In environments housing arboreal species, pieces of dead tree branches must be included in order for them to construct their webs. Bog wood and cork bark can also be used.
FEEDING 
In the wild, tarantulas will eat most types of insects which makes them reasonably easy to feed. Although it is quite feasible to feed them on any insect that happens to be in season, care must be taken not to feed tarantulas any insects that may have come into contact with insecticides or fertilisers. It is probably easier to obtain food from a retail outlet, as you can be sure that it has not been chemically treated. Locusts, crickets, cockroaches and even moths, caterpillars and other insects are quite often available. Do not try to feed them ants, woodlice, beetles and other spiders, as this may lead to problems, including the death of your tarantula!
WATER
  Water is something a tarantula cannot do without for any length of time. It should be provided in an open shallow dish which should be kept clean and the water changed daily. A few of the arboreal species may prefer to drink from droplets on the side of the tank, something easily achieved by lightly spraying with a play spray. This, of course, also provides some of the essential humidity which a tarantula requires.
CLEANING
   Tarantulas do not take too kindly to being cleaned out, as they are very clean animals anyway. Waste food is neatly packaged in a web and excrement dries to a white powder. This is easily wiped from the sides of the tank. Cleaning should take place twice a year, the tank being washed and wiped thoroughly. The water dish should be kept clean at all times.
MOULTING 
 Most tarantula fatalities occur during the moult (sloughing) and are due basically to 2 things:-
1 The humidity within the tank is so low that the tarantula cannot shed its skin properly, either getting stuck in the old skin or exhausting itself in the process.

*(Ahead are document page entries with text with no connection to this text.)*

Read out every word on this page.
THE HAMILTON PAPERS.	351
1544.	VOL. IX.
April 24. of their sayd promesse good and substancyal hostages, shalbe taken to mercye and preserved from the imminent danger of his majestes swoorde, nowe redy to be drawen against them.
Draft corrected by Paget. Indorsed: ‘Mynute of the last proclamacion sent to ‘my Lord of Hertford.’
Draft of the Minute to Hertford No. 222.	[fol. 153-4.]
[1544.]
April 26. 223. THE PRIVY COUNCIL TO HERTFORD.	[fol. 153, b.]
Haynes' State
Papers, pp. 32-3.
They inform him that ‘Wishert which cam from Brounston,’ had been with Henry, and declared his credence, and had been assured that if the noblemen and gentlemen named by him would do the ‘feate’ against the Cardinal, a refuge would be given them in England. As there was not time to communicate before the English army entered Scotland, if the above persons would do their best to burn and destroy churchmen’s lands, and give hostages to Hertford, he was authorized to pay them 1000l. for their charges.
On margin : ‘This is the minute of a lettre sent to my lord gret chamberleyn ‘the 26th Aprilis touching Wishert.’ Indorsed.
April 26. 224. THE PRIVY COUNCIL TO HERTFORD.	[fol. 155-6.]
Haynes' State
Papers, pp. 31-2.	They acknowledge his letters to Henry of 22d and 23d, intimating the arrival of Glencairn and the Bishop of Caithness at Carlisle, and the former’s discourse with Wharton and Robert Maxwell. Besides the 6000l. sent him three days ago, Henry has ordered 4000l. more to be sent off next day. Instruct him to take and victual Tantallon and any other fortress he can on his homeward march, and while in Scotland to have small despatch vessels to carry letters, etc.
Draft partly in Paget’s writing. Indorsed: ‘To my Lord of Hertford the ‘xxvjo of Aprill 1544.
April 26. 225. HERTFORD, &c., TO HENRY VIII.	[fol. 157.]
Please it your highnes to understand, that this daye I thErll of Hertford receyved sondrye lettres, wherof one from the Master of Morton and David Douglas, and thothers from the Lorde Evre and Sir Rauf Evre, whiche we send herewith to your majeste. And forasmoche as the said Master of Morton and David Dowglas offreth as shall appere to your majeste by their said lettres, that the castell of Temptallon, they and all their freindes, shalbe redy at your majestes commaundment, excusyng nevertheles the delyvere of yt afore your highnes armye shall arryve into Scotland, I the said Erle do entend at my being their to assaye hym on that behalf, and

2 The tarantula is disturbed before the new exoskeleton has had time to harden correctly.
If you find your tarantula lying on its back motionless, it is shedding, something it needs to do in order to grow. Leave it alone, but remove any food in the bank and check the temperature and humidity. The process may take a few hours and afterwards the tarantula will be exhausted, the mouth parts too soft to take food and, therefore, vulnerable. During shedding, it is likely that any missing limbs will have been regenerated.
In fact, a tarantula may not eat for a number of weeks after shedding. Prior to shedding, it will go off its food probably a few weeks before the event and a bald patch may develop on the abdomen. Young Tarantulas may moult 2 or 3 times a year, adults possibly once a year. All is dependent on the conditions under which it is kept.
HANDLING 
Tarantulas do not really appreciate handling, they tolerate it. If a tarantula is dropped on to the ground, it will die. Also, there is a risk of the tarantula biting you if provoked. Therefore, it is recommended not to handle them.

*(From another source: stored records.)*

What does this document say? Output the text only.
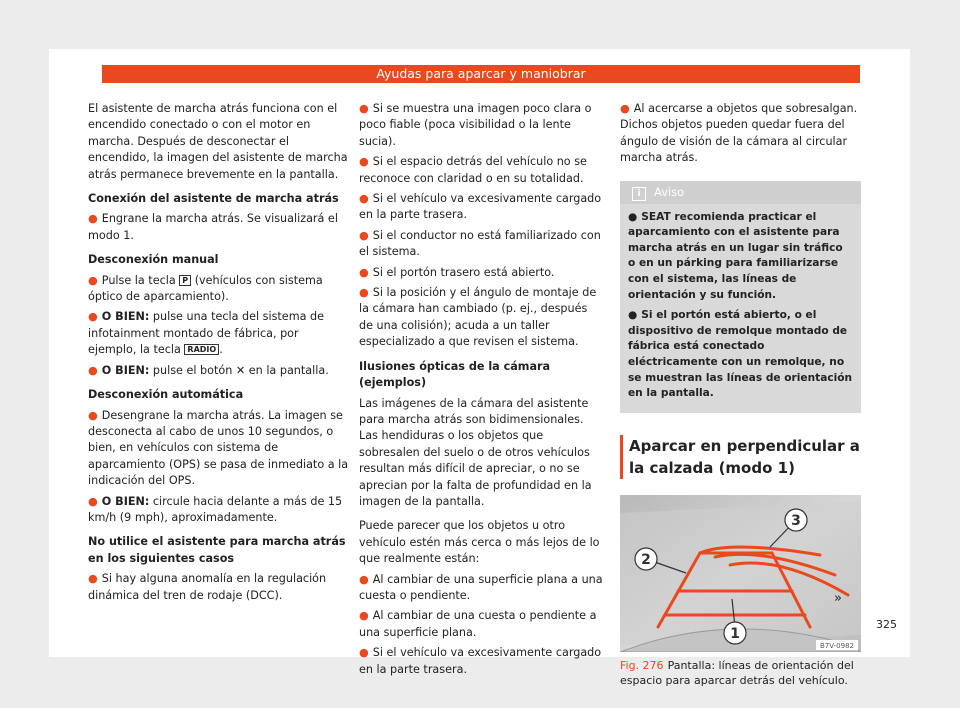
Ayudas para aparcar y maniobrar

El asistente de marcha atrás funciona con el encendido conectado o con el motor en marcha. Después de desconectar el encendido, la imagen del asistente de marcha atrás permanece brevemente en la pantalla.

Conexión del asistente de marcha atrás

● Engrane la marcha atrás. Se visualizará el modo 1.

Desconexión manual

● Pulse la tecla P (vehículos con sistema óptico de aparcamiento).

● O BIEN: pulse una tecla del sistema de infotainment montado de fábrica, por ejemplo, la tecla RADIO .

● O BIEN: pulse el botón ✕ en la pantalla.

Desconexión automática

● Desengrane la marcha atrás. La imagen se desconecta al cabo de unos 10 segundos, o bien, en vehículos con sistema de aparcamiento (OPS) se pasa de inmediato a la indicación del OPS.

● O BIEN: circule hacia delante a más de 15 km/h (9 mph), aproximadamente.

No utilice el asistente para marcha atrás en los siguientes casos

● Si hay alguna anomalía en la regulación dinámica del tren de rodaje (DCC).

● Si se muestra una imagen poco clara o poco fiable (poca visibilidad o la lente sucia).

● Si el espacio detrás del vehículo no se reconoce con claridad o en su totalidad.

● Si el vehículo va excesivamente cargado en la parte trasera.

● Si el conductor no está familiarizado con el sistema.

● Si el portón trasero está abierto.

● Si la posición y el ángulo de montaje de la cámara han cambiado (p. ej., después de una colisión); acuda a un taller especializado a que revisen el sistema.

Ilusiones ópticas de la cámara (ejemplos)

Las imágenes de la cámara del asistente para marcha atrás son bidimensionales. Las hendiduras o los objetos que sobresalen del suelo o de otros vehículos resultan más difícil de apreciar, o no se aprecian por la falta de profundidad en la imagen de la pantalla.

Puede parecer que los objetos u otro vehículo estén más cerca o más lejos de lo que realmente están:

● Al cambiar de una superficie plana a una cuesta o pendiente.

● Al cambiar de una cuesta o pendiente a una superficie plana.

● Si el vehículo va excesivamente cargado en la parte trasera.

● Al acercarse a objetos que sobresalgan. Dichos objetos pueden quedar fuera del ángulo de visión de la cámara al circular marcha atrás.

i Aviso

● SEAT recomienda practicar el aparcamiento con el asistente para marcha atrás en un lugar sin tráfico o en un párking para familiarizarse con el sistema, las líneas de orientación y su función.

● Si el portón está abierto, o el dispositivo de remolque montado de fábrica está conectado eléctricamente con un remolque, no se muestran las líneas de orientación en la pantalla.

Aparcar en perpendicular a la calzada (modo 1)
2
3
1
B7V-0982
Fig. 276 Pantalla: líneas de orientación del espacio para aparcar detrás del vehículo.
»
325
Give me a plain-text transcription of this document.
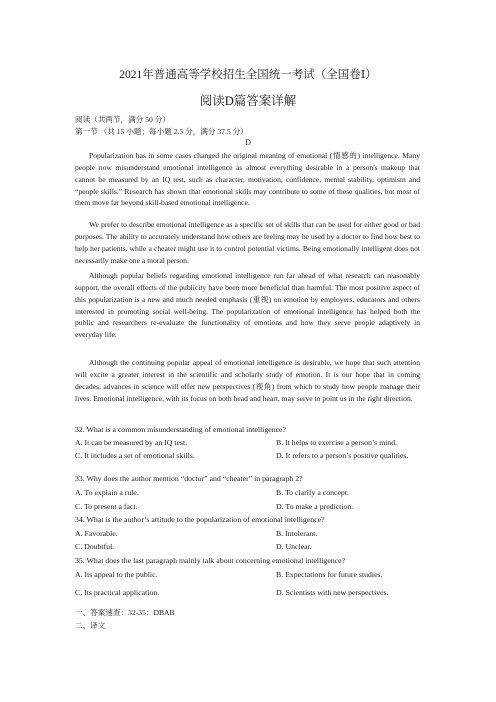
2021年普通高等学校招生全国统一考试（全国卷Ⅰ）
阅读D篇答案详解
阅读（共两节，满分 50 分）
第一节 （共 15 小题；每小题 2.5 分，满分 37.5 分）
D
Popularization has in some cases changed the original meaning of emotional (情感的) intelligence. Many people now misunderstand emotional intelligence as almost everything desirable in a person's makeup that cannot be measured by an IQ test, such as character, motivation, confidence, mental stability, optimism and “people skills.” Research has shown that emotional skills may contribute to some of these qualities, but most of them move far beyond skill-based emotional intelligence.
We prefer to describe emotional intelligence as a specific set of skills that can be used for either good or bad purposes. The ability to accurately understand how others are feeling may be used by a doctor to find how best to help her patients, while a cheater might use it to control potential victims. Being emotionally intelligent does not necessarily make one a moral person.
Although popular beliefs regarding emotional intelligence run far ahead of what research can reasonably support, the overall effects of the publicity have been more beneficial than harmful. The most positive aspect of this popularization is a new and much needed emphasis (重视) on emotion by employers, educators and others interested in promoting social well-being. The popularization of emotional intelligence has helped both the public and researchers re-evaluate the functionality of emotions and how they serve people adaptively in everyday life.
Although the continuing popular appeal of emotional intelligence is desirable, we hope that such attention will excite a greater interest in the scientific and scholarly study of emotion. It is our hope that in coming decades, advances in science will offer new perspectives (视角) from which to study how people manage their lives. Emotional intelligence, with its focus on both head and heart, may serve to point us in the right direction.
32. What is a common misunderstanding of emotional intelligence?
A. It can be measured by an IQ test.	B. It helps to exercise a person’s mind.
C. It includes a set of emotional skills.	D. It refers to a person’s positive qualities.
33. Why does the author mention “doctor” and “cheater” in paragraph 2?
A. To explain a rule.	B. To clarify a concept.
C. To present a fact.	D. To make a prediction.
34. What is the author’s attitude to the popularization of emotional intelligence?
A. Favorable.	B. Intolerant.
C. Doubtful.	D. Unclear.
35. What does the last paragraph mainly talk about concerning emotional intelligence?
A. Its appeal to the public.	B. Expectations for future studies.
C. Its practical application.	D. Scientists with new perspectives.
一、答案速查：32-35：DBAB
二、译文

Usually, the only problems experienced after being bitten by a tarantula are through secondary infections, through wounds not being cleaned properly and if allergic to insect bites and stings. Slight discomfort, possibly reddening and irritation may be felt on occasions. However, recent research suggests that more aggressive species, particularly from Africa and the Far East, have more powerful venom and can thus produce more severe symptoms.
The hairs on some tarantulas are known as urticating hairs, that is to say they can be broken off by the tarantula with ease and used as a defence mechanism. In individuals who are sensitive to these hairs, symptoms of itching, rashes and sneezing have been experienced.